In einem Europa, zu dessen zentralen Werten Frieden und Gerechtigkeit zählen, bildet das in den Kirchen etablierte Konzept des gerechten Friedens die Grundlage für eine notwendige friedensethische Legitimierung der Streitkräfte. Mit dem russischen Angriffskrieg gegen die Ukraine werden jedoch vermehrt kirchliche Stimmen laut, die eine Wiederbelebung der Lehre vom gerechten Krieg fordern.

Bereits in den beiden Weltkriegen hatte sich allerdings deutlich gezeigt, dass die Lehre vom gerechten Krieg zum Bestandteil einer nationalistischen Kriegslegitimation degeneriert war und keine adäquaten Antworten auf die fortschreitende Technologisierung und Totalisierung des ­modernen Krieges mehr geben konnte.

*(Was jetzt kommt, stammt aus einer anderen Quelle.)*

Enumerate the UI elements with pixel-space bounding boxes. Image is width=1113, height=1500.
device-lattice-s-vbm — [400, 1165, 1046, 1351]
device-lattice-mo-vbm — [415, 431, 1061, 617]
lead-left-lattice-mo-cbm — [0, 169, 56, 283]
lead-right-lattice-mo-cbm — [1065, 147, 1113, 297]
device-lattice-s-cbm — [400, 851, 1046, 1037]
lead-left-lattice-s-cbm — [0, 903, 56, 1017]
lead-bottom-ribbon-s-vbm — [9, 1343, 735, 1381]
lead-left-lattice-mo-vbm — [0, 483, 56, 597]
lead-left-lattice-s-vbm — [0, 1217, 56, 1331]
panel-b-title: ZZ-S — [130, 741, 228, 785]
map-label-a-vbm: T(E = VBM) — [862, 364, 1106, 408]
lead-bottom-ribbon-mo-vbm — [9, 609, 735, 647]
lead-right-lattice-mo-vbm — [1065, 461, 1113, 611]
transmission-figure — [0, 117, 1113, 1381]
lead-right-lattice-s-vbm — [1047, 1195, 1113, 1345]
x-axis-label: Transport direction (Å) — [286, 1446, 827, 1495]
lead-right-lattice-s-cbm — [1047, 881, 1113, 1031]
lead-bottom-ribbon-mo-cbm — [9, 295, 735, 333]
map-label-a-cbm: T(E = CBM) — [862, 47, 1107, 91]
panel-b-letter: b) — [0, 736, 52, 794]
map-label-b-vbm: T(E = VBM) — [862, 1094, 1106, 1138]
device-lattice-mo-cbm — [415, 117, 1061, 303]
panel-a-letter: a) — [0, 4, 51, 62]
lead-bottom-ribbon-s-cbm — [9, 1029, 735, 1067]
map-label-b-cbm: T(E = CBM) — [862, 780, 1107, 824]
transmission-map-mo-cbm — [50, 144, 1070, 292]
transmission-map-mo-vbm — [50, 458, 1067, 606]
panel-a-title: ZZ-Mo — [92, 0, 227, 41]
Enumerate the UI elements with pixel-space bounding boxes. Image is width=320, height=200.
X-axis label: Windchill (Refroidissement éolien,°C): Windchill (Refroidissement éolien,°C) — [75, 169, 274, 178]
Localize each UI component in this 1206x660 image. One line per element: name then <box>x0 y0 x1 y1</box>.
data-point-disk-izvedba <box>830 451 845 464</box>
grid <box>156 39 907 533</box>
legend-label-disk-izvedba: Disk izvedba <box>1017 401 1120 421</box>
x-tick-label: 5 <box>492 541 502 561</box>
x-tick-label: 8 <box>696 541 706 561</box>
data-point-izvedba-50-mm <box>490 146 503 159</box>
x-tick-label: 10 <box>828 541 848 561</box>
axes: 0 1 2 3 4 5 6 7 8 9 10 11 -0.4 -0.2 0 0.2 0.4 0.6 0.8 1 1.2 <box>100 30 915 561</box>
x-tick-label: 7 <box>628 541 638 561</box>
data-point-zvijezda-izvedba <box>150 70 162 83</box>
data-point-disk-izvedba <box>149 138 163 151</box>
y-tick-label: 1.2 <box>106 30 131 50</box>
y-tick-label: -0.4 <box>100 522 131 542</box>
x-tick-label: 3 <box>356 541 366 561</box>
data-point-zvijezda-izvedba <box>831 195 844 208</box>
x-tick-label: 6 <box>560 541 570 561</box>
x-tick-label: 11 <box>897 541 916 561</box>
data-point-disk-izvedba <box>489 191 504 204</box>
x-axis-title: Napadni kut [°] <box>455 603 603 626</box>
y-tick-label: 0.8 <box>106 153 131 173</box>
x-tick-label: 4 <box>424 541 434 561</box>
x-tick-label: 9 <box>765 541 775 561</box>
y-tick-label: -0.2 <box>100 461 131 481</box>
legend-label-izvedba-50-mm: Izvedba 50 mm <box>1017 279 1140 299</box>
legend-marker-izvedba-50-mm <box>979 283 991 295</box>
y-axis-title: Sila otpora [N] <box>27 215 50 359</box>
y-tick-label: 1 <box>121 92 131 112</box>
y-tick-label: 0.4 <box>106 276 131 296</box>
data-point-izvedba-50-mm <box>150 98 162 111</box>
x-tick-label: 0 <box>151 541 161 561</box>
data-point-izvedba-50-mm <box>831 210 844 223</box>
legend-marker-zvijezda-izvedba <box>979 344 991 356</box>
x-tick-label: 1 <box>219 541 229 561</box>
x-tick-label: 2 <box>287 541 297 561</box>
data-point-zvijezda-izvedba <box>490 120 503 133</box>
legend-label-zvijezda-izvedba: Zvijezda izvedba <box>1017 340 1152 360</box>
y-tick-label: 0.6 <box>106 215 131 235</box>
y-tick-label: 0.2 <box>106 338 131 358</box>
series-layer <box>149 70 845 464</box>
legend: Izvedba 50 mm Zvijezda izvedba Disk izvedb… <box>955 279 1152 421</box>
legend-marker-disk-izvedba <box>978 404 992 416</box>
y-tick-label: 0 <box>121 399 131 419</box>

So setzte sich nach 1945 in den Kirchen die Einsicht durch, dass sie durch eine Lehre vom gerechten Frieden abgelöst werden musste. Konsequenterweise richtet diese den Blick primär auf Gewaltprävention, zivile Konflikt­bearbeitung und die Schaffung gerechter, friedens­fördernder Ver­hältnisse und Strukturen; sie umfasst somit weit mehr als eine legitimatorische Kriteriologie, allerdings ohne militärische Gewalt als Ultima Ratio vollständig auszuklammern. 

Eine Rückbesinnung auf die Lehre des gerechten Krieges ist zugleich mit dem päpstlichen Lehramt unter Franziskus nicht vereinbar. Dieser stellt sich jedenfalls in die Tradition seiner Vorgänger, indem er für eine internationale Friedensordnung als Rechtsordnung plädiert. Seine Forderung nach einer Ächtung des Krieges, die deutliche Ablehnung des gerechten Krieges und die konsequente Einnahme der Opferperspektive lassen sich durchaus als Bekenntnis zum gerechten Frieden und nicht (wie häufig unterstellt) als bedingungsloser Pazifismus deuten. 

Dem gerechten Frieden, für dessen Anschlussfähigkeit an den ­politischen Diskurs im Übrigen ausreichend Belege existieren, kann somit keineswegs die Eignung als Leitbild für die Situation nach der „Zeitenwende“ abgesprochen werden. Der darin vorgenommene Perspektivwechsel – also die (ursprünglich auch der Lehre vom gerechten Krieg eingeschriebene) Friedensorientierung – verweist bei aller notwendigen „Kriegstüchtigkeit“ vielmehr auf den übergeordneten Daseinszweck von Streitkräften.